一个数组构成对象的键（index，索引）一个数组构成对象的值（values) ,键->值

读取外部文件

csv文件

df = pd.read_csv("./dogName2.csv")

sql文件

pd.read_sql(sql_sentence,connection)

dataFrame

t = pd.DataFrame(np.arrange(12).reshape(3,4),index=list("abc"),columns=list("WXYZ"))

字典的方式

d1 = {"name":["xiaoming","xiaogang"],"age":[20,32],"tel":[10086,10010]}

列表的方式

d1 = [{"name":"xiaoming","age":20,"tel":10086},{"name":"xiaogang","age":32,"tel":10010}]

pd.dataFrame(d1)

结果：

age name tel

0 20 xiaoming 10086

1 32 xiaogang 10010

行是一条数据，列是多条数据

字典是无序的

如果那个位置是缺失的，得到的结果为Nan

去掉不想要的数据

data = collection.find()
data_list = []
  for i in data:
	temp={}
   temp["info"]  = i["info"]
     temp["rating_count"]  = i["rating_count"]
     temp["rating_value"]  = i["rating_value"]
     temp["title"]  = i["title"]
     temp["country"]  = i["country"]
     data_list.append(temp)
 df = pd.dataFrame(data_list)
 print(df)

常用属性

ndim 返回DataFrame的维数；
shape 返回DataFrame的形状；（3，3）3行3列
dtypes 返回DataFrame中每一列元素的数据类型；
size 返回DataFrame中元素的个数；
T 返回DataFrame的转置结果；
index 返回DataFrame中的索引；
columns 返回DataFrame中的列索引；
values 返回DataFrame中的数值；

df.head (5) 可以显示前几行

df.tail(3)

df.info() 展示df的概览 df.describe() 数字类型的那几列

dataFrame中排序的方法

df.sort_values(by="id"，ascending = False)

by后面传的是通过什么来排序的

ascending默认升序，改为false为降序

取行和索引

#前20行
df[:20]
#只取某列
df["id"]
#选择行和列
df[:20]["id"]

pandas取行或者列的注意点：

方括号写数据，表示取行，对行进行操作

写字符串，表示取列，对列进行操作

某些行和列

df.loc通过标签索引行数据

df.iloc通过位置获取行数据

loc

import pandas as pd
import numpy as np

t3 = pd.DataFrame(np.arange(12).reshape(3,4),index=list("abc"),columns=list("WXYZ"))
print(t3)

t5 = t3.loc["a","Z"]
print(type(t5))

# 取整行
t6 = t3.loc["a"]

# 取整列
t6 = t3.loc[,"Z"]

# 取多行多列
t7 = t3.loc[["a","c"],:]
t7 = t3.loc[:,["X","Y"]]
t7 = t3.loc[["a","b"],["X","Y"]]
# 取[a,c]闭区间的，abc三行
t7 = t3.loc["a":"c",["X","Y"]]

iloc

t7 = t3.iloc[1]
t7 = t3.iloc[1,2]
t7 = t3.iloc[:,[2,1]]
t7 = t3.iloc[[0,2],[2,1]]
t3.iloc[1:,:2]
print(t7)

布尔索引

df[df[("Count_AnimalName"]<100)&("Count_AnimalName">80)]

字符串的方法

df["info"].str.split("/").tolist()

缺失数据的处理

dropna()函数的作用是去除读入的数据中（DataFrame）含有NaN的行。
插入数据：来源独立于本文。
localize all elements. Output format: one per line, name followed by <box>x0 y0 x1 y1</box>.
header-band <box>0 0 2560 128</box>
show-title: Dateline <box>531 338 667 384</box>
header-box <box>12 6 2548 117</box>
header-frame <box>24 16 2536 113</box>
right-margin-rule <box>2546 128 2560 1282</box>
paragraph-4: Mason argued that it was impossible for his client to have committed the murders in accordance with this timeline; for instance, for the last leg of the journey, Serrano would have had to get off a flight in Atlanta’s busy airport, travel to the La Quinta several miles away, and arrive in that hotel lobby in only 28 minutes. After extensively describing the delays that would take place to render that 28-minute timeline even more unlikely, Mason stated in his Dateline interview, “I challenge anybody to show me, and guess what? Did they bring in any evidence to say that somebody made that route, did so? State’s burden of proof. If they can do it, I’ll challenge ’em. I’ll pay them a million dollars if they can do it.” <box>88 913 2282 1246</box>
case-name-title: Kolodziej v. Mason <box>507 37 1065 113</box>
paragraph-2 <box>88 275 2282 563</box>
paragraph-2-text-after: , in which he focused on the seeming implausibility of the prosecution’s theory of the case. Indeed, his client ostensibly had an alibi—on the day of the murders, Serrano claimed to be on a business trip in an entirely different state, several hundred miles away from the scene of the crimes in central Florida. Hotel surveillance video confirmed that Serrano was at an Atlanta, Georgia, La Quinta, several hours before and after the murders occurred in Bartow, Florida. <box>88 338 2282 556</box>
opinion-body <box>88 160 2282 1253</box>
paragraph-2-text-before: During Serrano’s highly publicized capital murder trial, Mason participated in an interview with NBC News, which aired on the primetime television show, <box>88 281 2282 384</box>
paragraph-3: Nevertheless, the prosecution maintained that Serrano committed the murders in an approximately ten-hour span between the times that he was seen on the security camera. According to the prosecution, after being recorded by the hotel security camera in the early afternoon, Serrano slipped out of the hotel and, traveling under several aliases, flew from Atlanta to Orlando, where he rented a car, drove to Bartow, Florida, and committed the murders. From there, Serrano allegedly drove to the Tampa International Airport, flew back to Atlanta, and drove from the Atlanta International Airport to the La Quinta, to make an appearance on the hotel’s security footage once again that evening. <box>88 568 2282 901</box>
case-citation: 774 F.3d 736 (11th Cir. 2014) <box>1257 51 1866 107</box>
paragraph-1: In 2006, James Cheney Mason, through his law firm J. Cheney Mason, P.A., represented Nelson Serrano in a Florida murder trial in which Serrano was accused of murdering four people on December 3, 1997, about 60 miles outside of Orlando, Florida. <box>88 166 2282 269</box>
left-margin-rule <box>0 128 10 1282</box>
t3 = pd.DataFrame(np.arange(12).reshape(3,4),index=list("abc"),columns=list("WXYZ"))
t3.iloc[[0, 2], [2, 1]] = np.nan
print(t3)
print(pd.isnull(t3))

print(pd.notnull(t3))
# 方法1:x这一列中不为nan的数据
print(t3[pd.notnull(t3["X"])])
# 方法2：dropna() inplace是否进行原地修改,就在t3上修改，how=“all"表示全部为nan时删除
print(t3.dropa(axis=0,how="any",inplace=true))

填充数据

t3.fillna(0)
  #填充中位数或者均值
t3.fillna(t3.mean())
#只填充一列
t3["age"] = t3["age"].fillna(t3.mean())
# 出现0
t3[t3 == 0] = np.nan

注：

pandas中的nan是不进行计算的，而numpy中直接是nan了

电影数直方图

import pandas as pd
from matplotlib import pylab as plt

data_path = "./movie.csv"
df = pd.read_csv(data_path)
print(df.head(1))
print(df.info())

# series类型，values是ndarray
runtime_data = df["Runtime"].values

max_runtime = runtime_data.max()
min_runtime = runtime_data.min()

# 计算组数
num_bin = (max_runtime-min_runtime)//10

plt.figure(figsize=(20,8),dpi=80)
plt.hist(runtime_data,num_bin)

plt.xticks(range(min_runtime, max_runtime+5,5))

plt.show()

步长设置每0.5的操作

_x = [min_runtime]
  i = min_runtime
  while i<=max_runtime:
		i = i+0.5
  	_x.append(i)
plt.xticks(_x)

常用方法

import pandas as pd
import numpy as np

data_path = "./movie.csv"
df = pd.read_csv(data_path)
print(df.head(1))
print(df.info())

# 获取平均评分
df["Rating"].mean()

# 导演的人数
# set是集合的意思 去重用的
len(set(df["Director"].tolist()))
# 自动获取列表
len(df["Dirrctor"].unique())

# 获取演员人数
temp_actors_list = df["Actor"].str.split(",").tolist()
# 双重循环
actors_list = [i for j in temp_actors_list for i in j]
# actors_list = list(np.array(temp_actors_list).flatten())
actor_num = len(set(actors_list))
print(actor_num)

# 最大值
df["Rating"].argmax()
df["Rating"].max()
# 最小值
df["Rating"].argmin()
df["Rating"].min()

统计每个分类的电影的数量和（字符串离散化的案例）

重要思想：将字符串转化为数据进行统计

df = pd.get_demmies(df)

import pandas as pd
import numpy as np

data_path = "./movie.csv"
df = pd.read_csv(data_path)

# 统计分类的列表
temp_list = df["Genre"].str.split(",").tolist()  # [[],[],[]]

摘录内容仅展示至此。